Pitch as a parameter : pitch – forms and functions : pitch collections – traditional, contemporary, experimental ; making scales, making tonalities : the Hopalong algorithm : scale-raga examples : fragmentation functions : ornamentation of repeated pitches : introducing OpusModus Notation (OMN) : using integers to generate pitches and chords : a chorale .

The parameter of pitch doesn’t have to mean melody, an immediate blending of pitch with rhythm. Pitch as a discrete parameter can exist on its own, and as such can be a starting point for tonality and harmony, the horizontal scale of pitch elements, and the vertical arrangement of pitch so as to create chords, and as an adjunct, arpeggios.

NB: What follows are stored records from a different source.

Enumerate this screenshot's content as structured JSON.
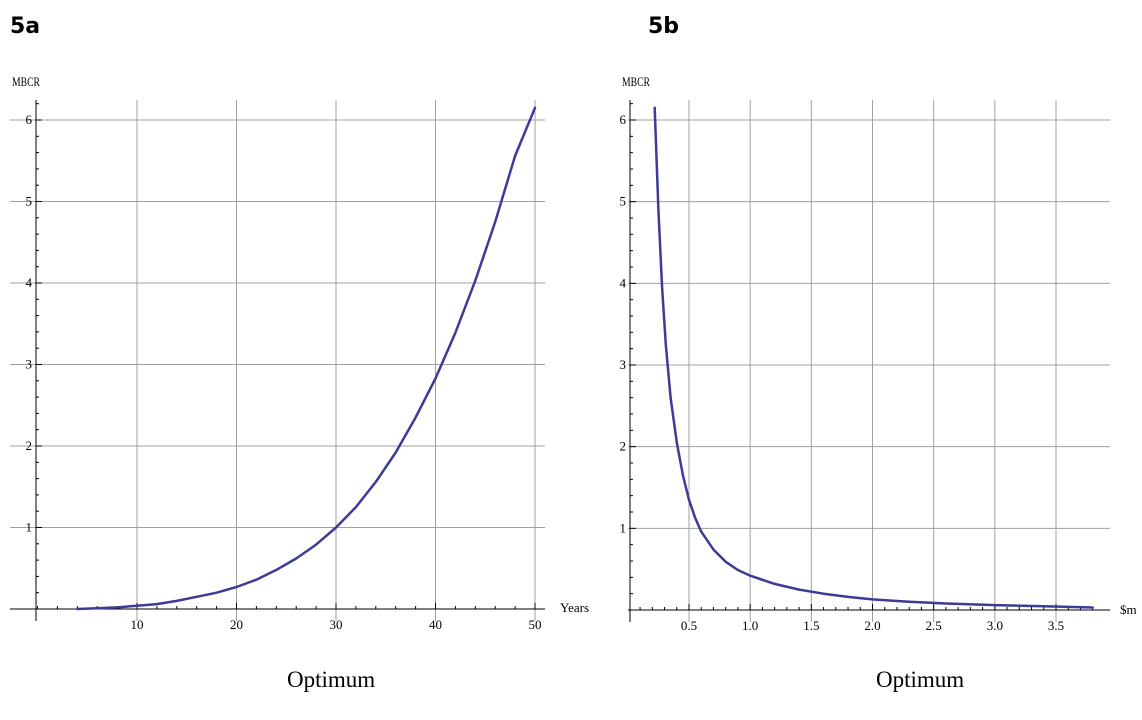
{
  "panels": {
    "a": {
      "label": "5a",
      "caption": "Optimum"
    },
    "b": {
      "label": "5b",
      "caption": "Optimum"
    }
  },
  "colors": {
    "curve": "#3c3c96",
    "grid": "#a0a0a0",
    "axis": "#000000"
  },
  "chart_data": [
    {
      "type": "line",
      "title": "",
      "xlabel": "Years",
      "ylabel": "MBCR",
      "xlim": [
        0,
        50
      ],
      "ylim": [
        0,
        6.2
      ],
      "xticks": [
        10,
        20,
        30,
        40,
        50
      ],
      "xtick_labels": [
        "10",
        "20",
        "30",
        "40",
        "50"
      ],
      "yticks": [
        1,
        2,
        3,
        4,
        5,
        6
      ],
      "ytick_labels": [
        "1",
        "2",
        "3",
        "4",
        "5",
        "6"
      ],
      "grid": true,
      "series": [
        {
          "x": [
            4,
            6,
            8,
            10,
            12,
            14,
            16,
            18,
            20,
            22,
            24,
            26,
            28,
            30,
            32,
            34,
            36,
            38,
            40,
            42,
            44,
            46,
            48,
            50
          ],
          "y": [
            0.0,
            0.01,
            0.02,
            0.04,
            0.06,
            0.1,
            0.15,
            0.2,
            0.27,
            0.36,
            0.48,
            0.62,
            0.79,
            1.0,
            1.25,
            1.56,
            1.92,
            2.35,
            2.83,
            3.39,
            4.03,
            4.75,
            5.56,
            6.15
          ]
        }
      ]
    },
    {
      "type": "line",
      "title": "",
      "xlabel": "$m",
      "ylabel": "MBCR",
      "xlim": [
        0.05,
        3.85
      ],
      "ylim": [
        0,
        6.2
      ],
      "xticks": [
        0.5,
        1.0,
        1.5,
        2.0,
        2.5,
        3.0,
        3.5
      ],
      "xtick_labels": [
        "0.5",
        "1.0",
        "1.5",
        "2.0",
        "2.5",
        "3.0",
        "3.5"
      ],
      "yticks": [
        1,
        2,
        3,
        4,
        5,
        6
      ],
      "ytick_labels": [
        "1",
        "2",
        "3",
        "4",
        "5",
        "6"
      ],
      "grid": true,
      "series": [
        {
          "x": [
            0.22,
            0.25,
            0.28,
            0.31,
            0.35,
            0.4,
            0.45,
            0.5,
            0.55,
            0.6,
            0.7,
            0.8,
            0.9,
            1.0,
            1.2,
            1.4,
            1.6,
            1.8,
            2.0,
            2.3,
            2.6,
            3.0,
            3.4,
            3.8
          ],
          "y": [
            6.15,
            4.9,
            3.95,
            3.25,
            2.6,
            2.05,
            1.65,
            1.35,
            1.13,
            0.96,
            0.74,
            0.59,
            0.49,
            0.42,
            0.32,
            0.25,
            0.2,
            0.16,
            0.13,
            0.1,
            0.08,
            0.06,
            0.045,
            0.03
          ]
        }
      ]
    }
  ]
}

Composition practice since the late 19C began to explore the idea of pitch collections that could not necessarily be described as traditional scales or even modes. There was an appreciation that the idea of tonality had expanded to describe more than just a major or minor scale with a key signature, but a collection of related pitches that might belong within a scale in a key. And this was but a small step to establishing that the chromatic scale could be a base tonality.

As a result of this, the idea of a pitch set or pitch row developed. It brought with it a still developing theory of pitch organisation which, whilst not wholly part of new music today, remains as a vital way of organising, classifying and analysing pitch.